If I keep just hitting "up enter" to re-execute the command each time it fails, eventually everything gets up there.
But this can actually take weeks, because often uploading these big files, I'll let it go overnight, and then wake up every morning and find out with dismay that it has failed again.
My questions:
Is there a way to make it automatically retry? I am sure that upon any of these errors, an immediate automatic reply would amost assuredly work.
If not, is there at least a way to make it pick up where it left off? Even though I'm using chunks, it seems to start the file over again.
Thanks.
The git-annex assistant will automatically retry uploads/downloads, if you want to use it.
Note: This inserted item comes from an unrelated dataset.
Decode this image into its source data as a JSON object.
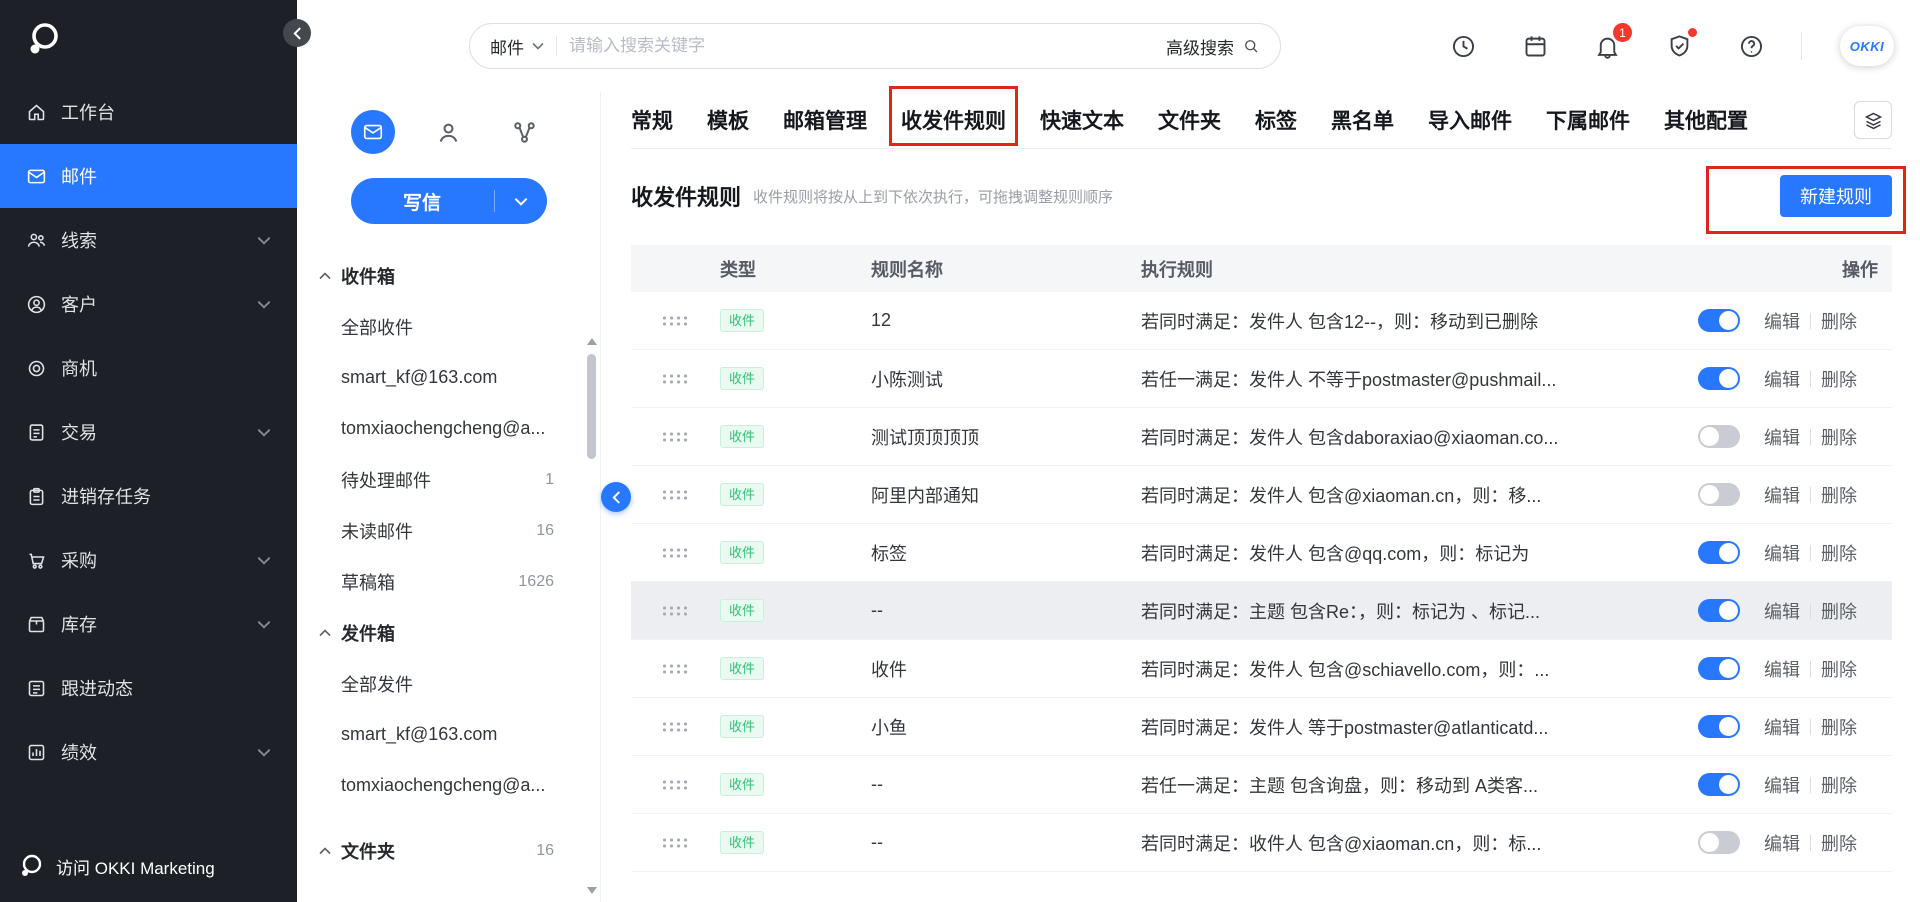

Or, you can use a simple loop until git-annex succeeds:
As to picking up where it left off, make sure you have a recent release of git-annex, and then you can enable chunking for a S3 remote. git-annex can then resume an upload or download starting at the next chunk that needs to be transferred.
See chunking.
Let's say I want my S3 repo to have all files in it that are in my current repo. Is there a variation of this while loop that will keep uploading until it's done?
I recognize I could use annex assistant but let's say I just want to do it this way.